Convinced that “eco-tourism” will only prove meaningul if the people of the society are made aware of the value of promoting a environmentally friendly nation or “eco-nation”, he took that theory earlier this week in speaking of the forthcoming Caribbean Media Exchange on Sustainable Tourism (CMEx).
Vanderpool-Wallace, who is also chairman of the Caribbean Hotels Association’s Government Affairs Committee, lauded the educational goals of the second CMEx scheduled to take place in Nassau from May 16-20.

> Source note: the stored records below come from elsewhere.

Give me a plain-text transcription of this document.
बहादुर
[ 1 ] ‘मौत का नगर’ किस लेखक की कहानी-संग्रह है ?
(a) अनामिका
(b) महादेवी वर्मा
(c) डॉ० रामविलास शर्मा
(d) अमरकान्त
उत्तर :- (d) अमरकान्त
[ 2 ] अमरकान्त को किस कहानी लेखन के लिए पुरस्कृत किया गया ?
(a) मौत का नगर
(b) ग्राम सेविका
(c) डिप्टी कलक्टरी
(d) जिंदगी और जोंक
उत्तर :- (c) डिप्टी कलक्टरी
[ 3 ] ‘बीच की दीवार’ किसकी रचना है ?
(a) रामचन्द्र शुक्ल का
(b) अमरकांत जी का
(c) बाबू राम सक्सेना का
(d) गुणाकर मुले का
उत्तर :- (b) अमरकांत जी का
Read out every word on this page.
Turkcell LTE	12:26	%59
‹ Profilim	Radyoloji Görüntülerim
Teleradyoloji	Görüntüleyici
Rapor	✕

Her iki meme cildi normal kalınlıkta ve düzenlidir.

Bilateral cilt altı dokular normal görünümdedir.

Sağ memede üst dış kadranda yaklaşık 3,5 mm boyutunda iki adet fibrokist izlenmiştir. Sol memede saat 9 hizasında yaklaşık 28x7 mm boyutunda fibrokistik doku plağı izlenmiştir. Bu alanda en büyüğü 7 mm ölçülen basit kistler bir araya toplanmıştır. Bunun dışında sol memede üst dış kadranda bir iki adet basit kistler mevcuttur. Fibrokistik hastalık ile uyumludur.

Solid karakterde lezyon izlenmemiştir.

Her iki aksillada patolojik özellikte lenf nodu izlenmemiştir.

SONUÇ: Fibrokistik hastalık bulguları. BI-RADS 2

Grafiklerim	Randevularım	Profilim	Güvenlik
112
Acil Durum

“Eco-tourism,” he said, “will flourish to the degree that we get our citizens to understand that we have to be people who conserve what we have by behaving in a responsible manner in protecting the environment”.
Barbados hospital ‘a national disgrace’ — health minister
BRIDGETOWN — In the strongest statement yet to come from a health minister in Barbados, the current holder of that portfolio, Dr Jerome Walcott, has described the state-run Queen Elizabeth Hospital (QEH) as “a national disgrace”.
Himself a senior member of the medical profession, who was recently appointed as a Senator to assume the health ministry portfolio, Walcott lashed out at the generally poor condition in which the institution was being kept, in addition to overcrowded wards and delays in patient treatment.
The QEH, once a symbol of pride for Barbadians in comparison to state-run hospitals in other CARICOM countries, has within recent years become a centre for complaints and ridicule.
It is now seen as an institution of industrial disputes, partisan political wranglings, allegations and complaints from patients, nurses and doctors, and where there are also the occasional shooting incidents involving criminal elements.
Speaking in the Senate Monday, Minister Walcott spoke of plans under way to arrest the decay at the QEH with increased financial allocations and new approaches in management.
The minister also took the opportunity to lament what for others is viewed as “the other Barbados”, that segment often lacking in basic sanitary facilities, such as home toilets
According to Walcott, there are some 3,000 households in Barbados without toilets and at least 420 premises where people have to “go next door”, as he put it, to share such facilities.